Let's assume we want to find a divisibility criterion for $7$ of a given a number $N$
\begin{align*}
N=a_{n}\cdot 10^n + a_{n-1} \cdot 10^ {n-1} + \cdots + a_3\cdot 10^3 + a_2\cdot 10^2 + a_1\cdot 10 + a_0
\end{align*}
based upon the digits $a_0,a_1,a_2,\ldots,a_n$ of $N$.
In order to do so we apply the modular arithmetic to consecutive powers of $10$ until we find a smallest exponent $n\geq 1$ with $10^{n}\equiv 1 \pmod{7}$.
We obtain
\begin{align*}
10&\equiv 3 \pmod{7}\\
100&\equiv 10\cdot 10\equiv 3\cdot 3\equiv 2 \pmod{7}\\
1000&\equiv 10\cdot 100\equiv 3\cdot2\equiv -1 \pmod{7}\tag{1}\\
10000&\equiv 100\cdot 100\equiv 2\cdot 2\equiv -3 \pmod{7}\\
100000&\equiv 100\cdot 1000\equiv 2\cdot (-1)\equiv -2 \pmod{7}\\
1000000&\equiv 1000\cdot 1000\equiv (-1)\cdot (-1)\equiv 1 \pmod{7}\tag{2}
\end{align*}
Comment:
In the last line (2) we obtain a power of $10$ which is congruent $1$ modulo $7$. So, the next power of ten is $10000000 \equiv 10\equiv 3 (\pmod{7})$ and we continue cyclically with the first line.
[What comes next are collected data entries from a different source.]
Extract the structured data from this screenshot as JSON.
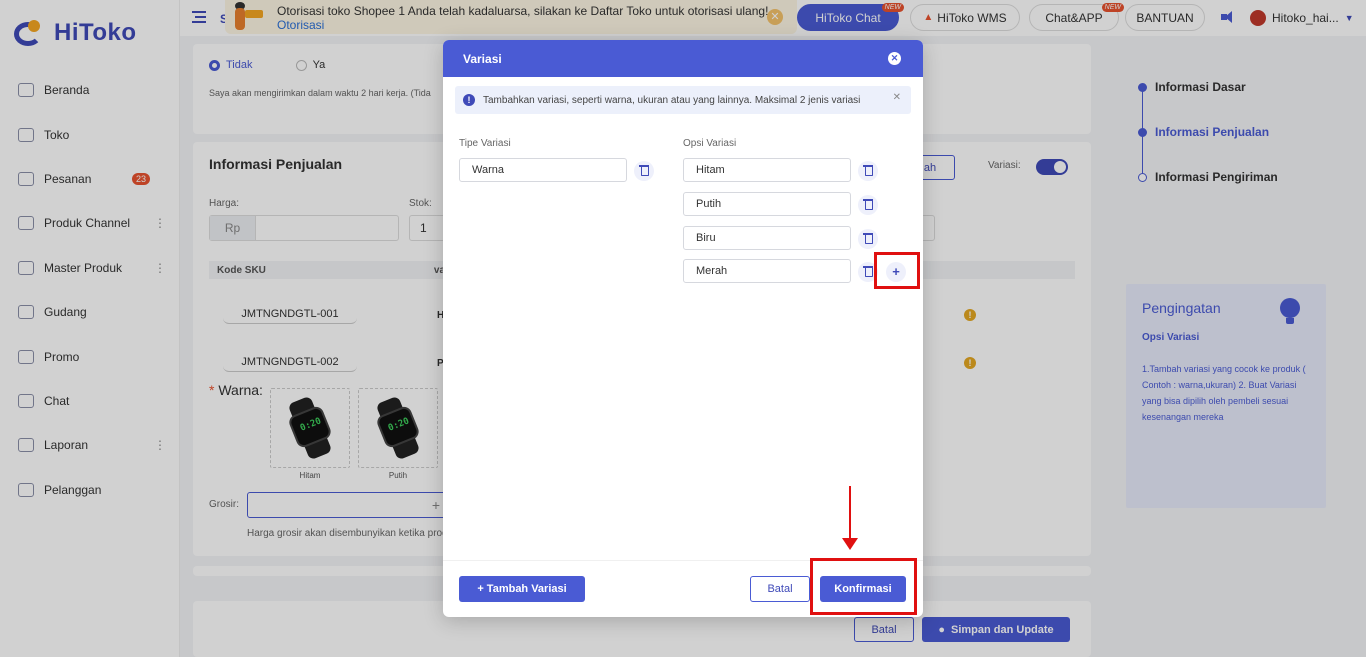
{
  "app": {
    "logo_text": "HiToko"
  },
  "sidebar": {
    "items": [
      {
        "label": "Beranda",
        "icon": "monitor-icon"
      },
      {
        "label": "Toko",
        "icon": "store-icon"
      },
      {
        "label": "Pesanan",
        "icon": "orders-icon",
        "badge": "23"
      },
      {
        "label": "Produk Channel",
        "icon": "grid-icon",
        "more": "⋮"
      },
      {
        "label": "Master Produk",
        "icon": "box-icon",
        "more": "⋮"
      },
      {
        "label": "Gudang",
        "icon": "warehouse-icon"
      },
      {
        "label": "Promo",
        "icon": "promo-icon"
      },
      {
        "label": "Chat",
        "icon": "chat-icon"
      },
      {
        "label": "Laporan",
        "icon": "report-icon",
        "more": "⋮"
      },
      {
        "label": "Pelanggan",
        "icon": "customers-icon"
      }
    ]
  },
  "topbar": {
    "menu_label": "S",
    "notice": {
      "text": "Otorisasi toko Shopee 1 Anda telah kadaluarsa, silakan ke Daftar Toko untuk otorisasi ulang!",
      "link": "Otorisasi",
      "close_symbol": "✕"
    },
    "buttons": {
      "hitoko_chat": "HiToko Chat",
      "hitoko_wms": "HiToko WMS",
      "chat_app": "Chat&APP",
      "bantuan": "BANTUAN",
      "new_badge": "NEW"
    },
    "user": "Hitoko_hai...",
    "caret": "▼"
  },
  "background": {
    "radio_no": "Tidak",
    "radio_yes": "Ya",
    "ship_note": "Saya akan mengirimkan dalam waktu 2 hari kerja. (Tida",
    "sales_title": "Informasi Penjualan",
    "add_button_partial": "ah",
    "variation_label": "Variasi:",
    "price_label": "Harga:",
    "price_prefix": "Rp",
    "stock_label": "Stok:",
    "stock_value": "1",
    "table_head_sku": "Kode SKU",
    "table_head_var": "va",
    "sku_rows": [
      {
        "code": "JMTNGNDGTL-001",
        "var": "H"
      },
      {
        "code": "JMTNGNDGTL-002",
        "var": "P"
      }
    ],
    "warn_symbol": "!",
    "required_mark": "*",
    "color_label": "Warna:",
    "watch_digits": "0:20",
    "thumbs": [
      "Hitam",
      "Putih"
    ],
    "grosir_label": "Grosir:",
    "grosir_plus": "+",
    "grosir_note": "Harga grosir akan disembunyikan ketika produ",
    "cancel": "Batal",
    "save_update": "Simpan dan Update"
  },
  "steps": [
    {
      "label": "Informasi Dasar",
      "state": "done"
    },
    {
      "label": "Informasi Penjualan",
      "state": "active"
    },
    {
      "label": "Informasi Pengiriman",
      "state": "todo"
    }
  ],
  "reminder": {
    "title": "Pengingatan",
    "subtitle": "Opsi Variasi",
    "body": "1.Tambah variasi yang cocok ke produk ( Contoh : warna,ukuran) 2. Buat Variasi yang bisa dipilih oleh pembeli sesuai kesenangan mereka"
  },
  "modal": {
    "title": "Variasi",
    "close_symbol": "✕",
    "info": "Tambahkan variasi, seperti warna, ukuran atau yang lainnya. Maksimal 2 jenis variasi",
    "info_icon": "!",
    "info_close": "✕",
    "type_label": "Tipe Variasi",
    "type_value": "Warna",
    "options_label": "Opsi Variasi",
    "options": [
      "Hitam",
      "Putih",
      "Biru",
      "Merah"
    ],
    "add_option_symbol": "+",
    "add_variation": "+ Tambah Variasi",
    "cancel": "Batal",
    "confirm": "Konfirmasi"
  },
  "colors": {
    "primary": "#4a5bd4",
    "annotation_red": "#e01010",
    "badge_red": "#e8522f",
    "warning": "#e5a823"
  }
}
In (1) we reduce $1000$ to $-1$ and not to the smallest positive value $6$. This way we will find a smaller number than $n$ with the same residue modulo $7$ somewhat easier.
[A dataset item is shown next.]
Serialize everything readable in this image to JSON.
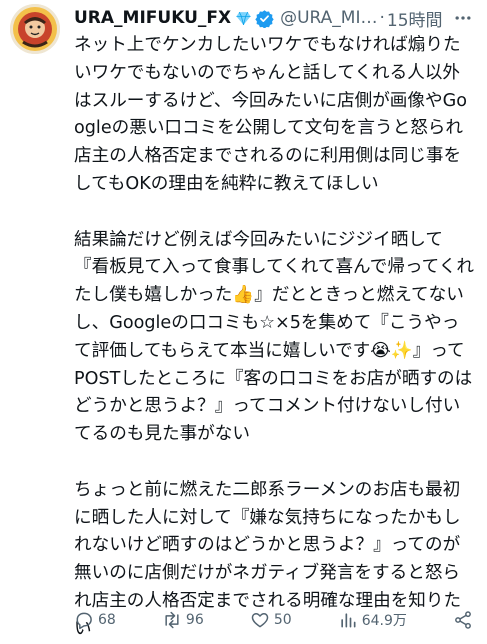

We can now formulate a divisibility criterion based upon the digits of the number $N$:
The following divisibility criterion for $7$ of a given number $N$ is valid
\begin{align*}
N&=a_{n}\cdot 10^n + a_{n-1} \cdot 10^ {n-1} + ... + a_3\cdot 10^3 + a_2\cdot 10^2 + a_1\cdot 10 + a_0\\
&\equiv a_0+3a_1+2a_2-a_3-3a_4-2a_5\\
&\qquad +a_6+3a_7+2a_8-a_{9}-3a_{10}-2a_{11}\\
&\qquad +\cdots \pmod{7}
\end{align*}
For convenience only we started the last expression with $a_0$ and stopped with $\cdots$.
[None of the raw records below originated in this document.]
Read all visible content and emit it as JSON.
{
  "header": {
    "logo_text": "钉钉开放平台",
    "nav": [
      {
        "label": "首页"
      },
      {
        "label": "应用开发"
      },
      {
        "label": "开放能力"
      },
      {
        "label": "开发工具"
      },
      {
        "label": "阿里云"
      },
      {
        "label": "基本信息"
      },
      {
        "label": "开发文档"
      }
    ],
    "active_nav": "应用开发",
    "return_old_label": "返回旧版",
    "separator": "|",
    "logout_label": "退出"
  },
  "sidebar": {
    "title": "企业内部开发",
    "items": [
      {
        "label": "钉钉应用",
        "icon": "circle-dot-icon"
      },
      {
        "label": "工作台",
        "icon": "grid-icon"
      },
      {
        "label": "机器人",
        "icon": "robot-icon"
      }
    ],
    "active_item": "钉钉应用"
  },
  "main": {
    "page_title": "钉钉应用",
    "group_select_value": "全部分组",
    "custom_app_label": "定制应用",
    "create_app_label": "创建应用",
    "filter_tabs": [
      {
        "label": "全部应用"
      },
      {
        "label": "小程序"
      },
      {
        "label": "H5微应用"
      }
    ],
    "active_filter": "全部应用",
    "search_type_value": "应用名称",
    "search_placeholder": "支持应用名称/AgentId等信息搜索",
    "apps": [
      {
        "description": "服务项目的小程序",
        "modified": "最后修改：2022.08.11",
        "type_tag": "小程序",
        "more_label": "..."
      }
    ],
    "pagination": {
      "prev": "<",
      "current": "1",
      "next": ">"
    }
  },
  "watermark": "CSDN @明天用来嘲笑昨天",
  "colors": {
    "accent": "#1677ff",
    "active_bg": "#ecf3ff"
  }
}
Note the repeating sequence $1,3,2,-1,-3,-2$.
Let's look how to apply this rule. Also note that we can apply the rule more than once, to iterativeley reduce the number under test.
Example: Check the divisibility of $N=8732576$ with respect to the modulus $7$.
\begin{align*}
N&=8732576=8\cdot 10^6+7\cdot 10^5+3\cdot 10^4+2\cdot 10^2+5\cdot 10^2+7\cdot 10^1+6\cdot 10^0\\
&\equiv 6+3\cdot 7+2\cdot 5-2-3\cdot 3-2\cdot 7+8=20\tag{3}\\
&\equiv 2\cdot 10^1+0\cdot 10^0\\
&\equiv 0+3\cdot 2=6 \pmod{7}
\end{align*}
We conclude: $n=8732576$ is not divisible by $7$, since the division gives a remainder $6$.
Comment:
- In (3) we apply the divisibility criterion again to $20$. So, we get a chain $N=8732576\rightarrow 20\rightarrow 6$ until we find a non-negative value less than the modulus $7$.